Quem cria riquezas, alavanca o progresso, age com pensamento de longo prazo e promove profundas transformações econômicas também é responsável pela cooperação e adaptação às mudanças. E não é o Estado. Ao menos não deveria ser.

São as organizações produtivas que precisam orientar os indivíduos para a economia, cultura e até para a política (que não seja partidária ou ideológica). Lembre-se que a família – até bem pouco tempo atrás – era uma unidade econômica fundamental, e isso conferia legitimidade à prerrogativa de orientar cultural e politicamente seus agregados. A família perdeu essa característica econômica e consequentemente seu poder de influência nas demais áreas. A responsabilidade ficou quicando e o Estado encampou.

O fortalecimento da família é uma luta de conscientização, pois é tarefa de cada família fazê-lo. Mas, é na estrutura das empresas que podemos agir organizadamente para diminuir a defasagem cultural. Onde se ganha o pão também se valoriza a mensagem.

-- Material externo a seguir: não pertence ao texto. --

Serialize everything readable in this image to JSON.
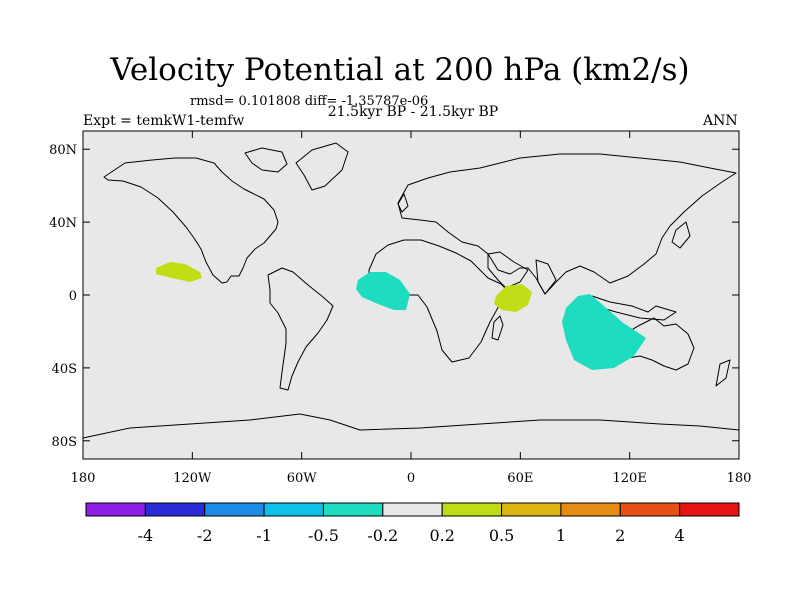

Poucos compreendem a profundidade da tal responsabilidade social das empresas. Sabemos que seus ganhos de capital vêm da inovação e produtividade. Por outro lado, os ganhos sociais dos quais as empresas são responsáveis se expressam na cooperação voluntária e na adaptação econômica, cultural e política que podem promover.

Além de gerar empregos e pagar altos impostos, as empresas terão que assumir conscientemente essa responsabilidade. Sem o desenvolvimento de capacidades adaptativas, os eventos disruptivos serão apenas parcialmente usufruídos, e a sociedade seguirá defasada frente a um Estado sempre pronto a ocupar espaços.  

Amir Kanitz é sociólogo, professor e secretário-executivo do IPM.